Korotkov saltó al descansillo, miró a su alrededor y aguzó el oído. Se oía un zumbido que venía de abajo, que ascendía y subía de tono; a un lado, a través de una mampara de cristal, se escuchaba el entrechocar de bolas de marfil. Tras la mampara, aparecieron furtivamente unos rostros asustados. El muchacho corrió entonces hacia el ascensor, cerró la puerta y empezó a bajar.

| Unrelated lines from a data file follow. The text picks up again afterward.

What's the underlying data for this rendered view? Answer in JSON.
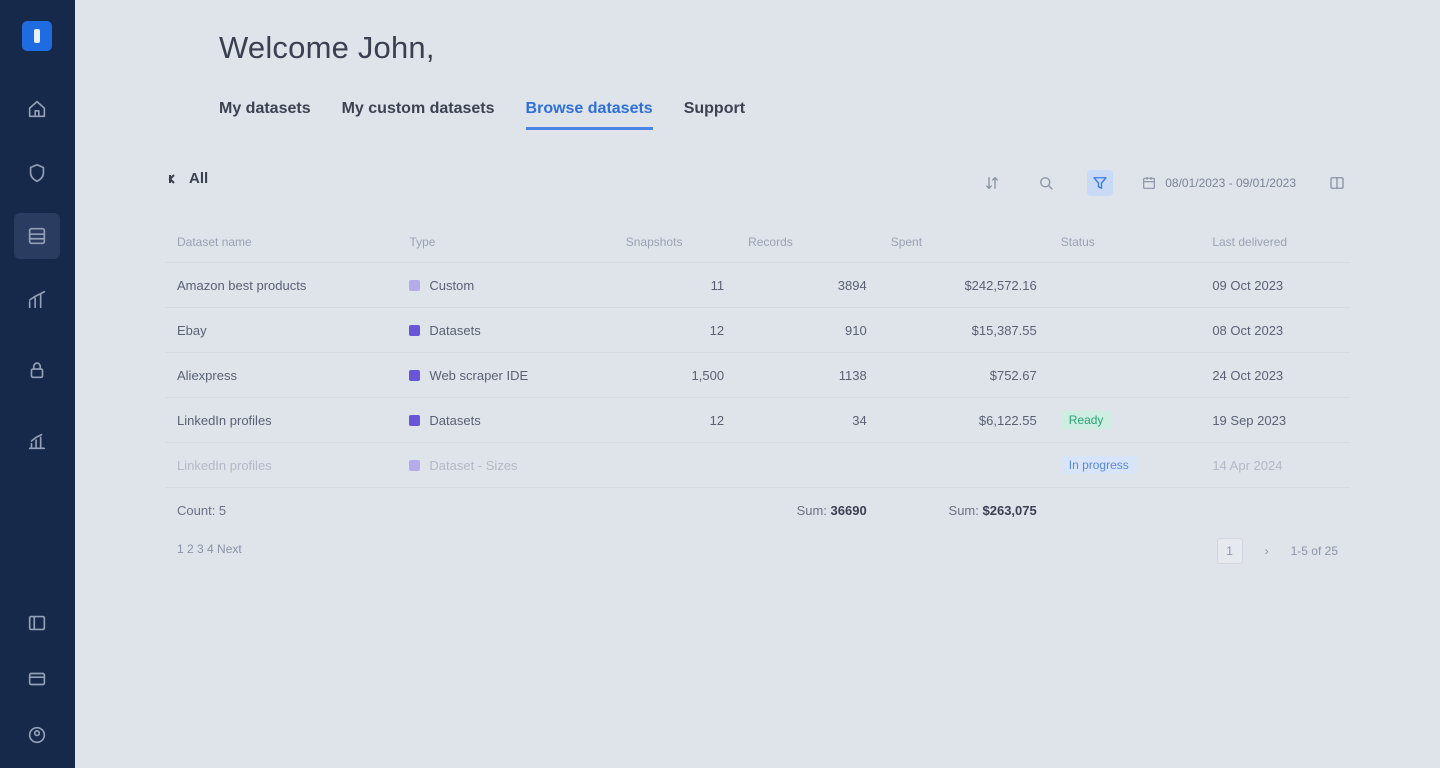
{
  "header": {
    "welcome": "Welcome John,"
  },
  "tabs": [
    {
      "label": "My datasets"
    },
    {
      "label": "My custom datasets"
    },
    {
      "label": "Browse datasets"
    },
    {
      "label": "Support"
    }
  ],
  "toolbar": {
    "filter_label": "All",
    "date_range": "08/01/2023 - 09/01/2023"
  },
  "table": {
    "columns": [
      "Dataset name",
      "Type",
      "Snapshots",
      "Records",
      "Spent",
      "Status",
      "Last delivered"
    ],
    "rows": [
      {
        "name": "Amazon best products",
        "type": "Custom",
        "snapshots": "11",
        "records": "3894",
        "spent": "$242,572.16",
        "status": "",
        "last": "09 Oct 2023"
      },
      {
        "name": "Ebay",
        "type": "Datasets",
        "snapshots": "12",
        "records": "910",
        "spent": "$15,387.55",
        "status": "",
        "last": "08 Oct 2023"
      },
      {
        "name": "Aliexpress",
        "type": "Web scraper IDE",
        "snapshots": "1,500",
        "records": "1138",
        "spent": "$752.67",
        "status": "",
        "last": "24 Oct 2023"
      },
      {
        "name": "LinkedIn profiles",
        "type": "Datasets",
        "snapshots": "12",
        "records": "34",
        "spent": "$6,122.55",
        "status": "Ready",
        "last": "19 Sep 2023"
      },
      {
        "name": "LinkedIn profiles",
        "type": "Dataset - Sizes",
        "snapshots": "",
        "records": "",
        "spent": "",
        "status": "In progress",
        "last": "14 Apr 2024"
      }
    ],
    "totals": {
      "count_label": "Count: 5",
      "records_prefix": "Sum:",
      "records_value": "36690",
      "spent_prefix": "Sum:",
      "spent_value": "$263,075"
    }
  },
  "pagination": {
    "pages_text": "1 2 3 4 Next",
    "current_page": "1",
    "per_page": "1-5 of 25"
  }
}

Después de estudiar la situación con ojo de águila, Korotkov vaciló un segundo y, al grito marcial de «¡Adelante!», irrumpió en la sala de billar. Vio pasar velozmente a su lado los tapetes verdes con sus bolas blancas y brillantes y algunos rostros pálidos. Abajo se oyó un disparo, que retumbó junto a él produciendo un eco ensordecedor. En alguna parte se rompieron unos cristales con gran estruendo. Como sí obedecieran a una señal determinada, los jugadores tiraron desordenadamente sus tacos y se precipitaron en tromba sobre la puerta lateral, por donde salieron en fila india. Korotkov se puso nervioso: cerró la puerta tras ellos, echó el pestillo, atrancó ruidosamente la puerta de cristal de la entrada, que conducía de la escalera a la sala de billar, y, en un abrir y cerrar de ojos, se armó de bolas. Al cabo de unos segundos apareció una primera cabeza tras la cristalera, del lado del ascensor. Una bola salió disparada de la mano de Korotkov, atravesó silbando la cristalera y, al instante, la cabeza desapareció. Surgió un pálido resplandor y una segunda cabeza apareció en su lugar, y después una tercera. Las bolas volaron una tras otra y los cristales de la mampara estallaron sucesivamente. Un redoble seco retumbó por toda la escalera. Era una ametralladora, cuyo rugido venía a responderle con un estruendo tan ensordecedor como el de una máquina de coser Singer, haciendo estremecerse a todo el edificio. Los cristales y sus bastidores quedaron segados como con un cuchillo en la parte superior y la escayola se dispersó en forma de nube de polvo por toda la sala de billar.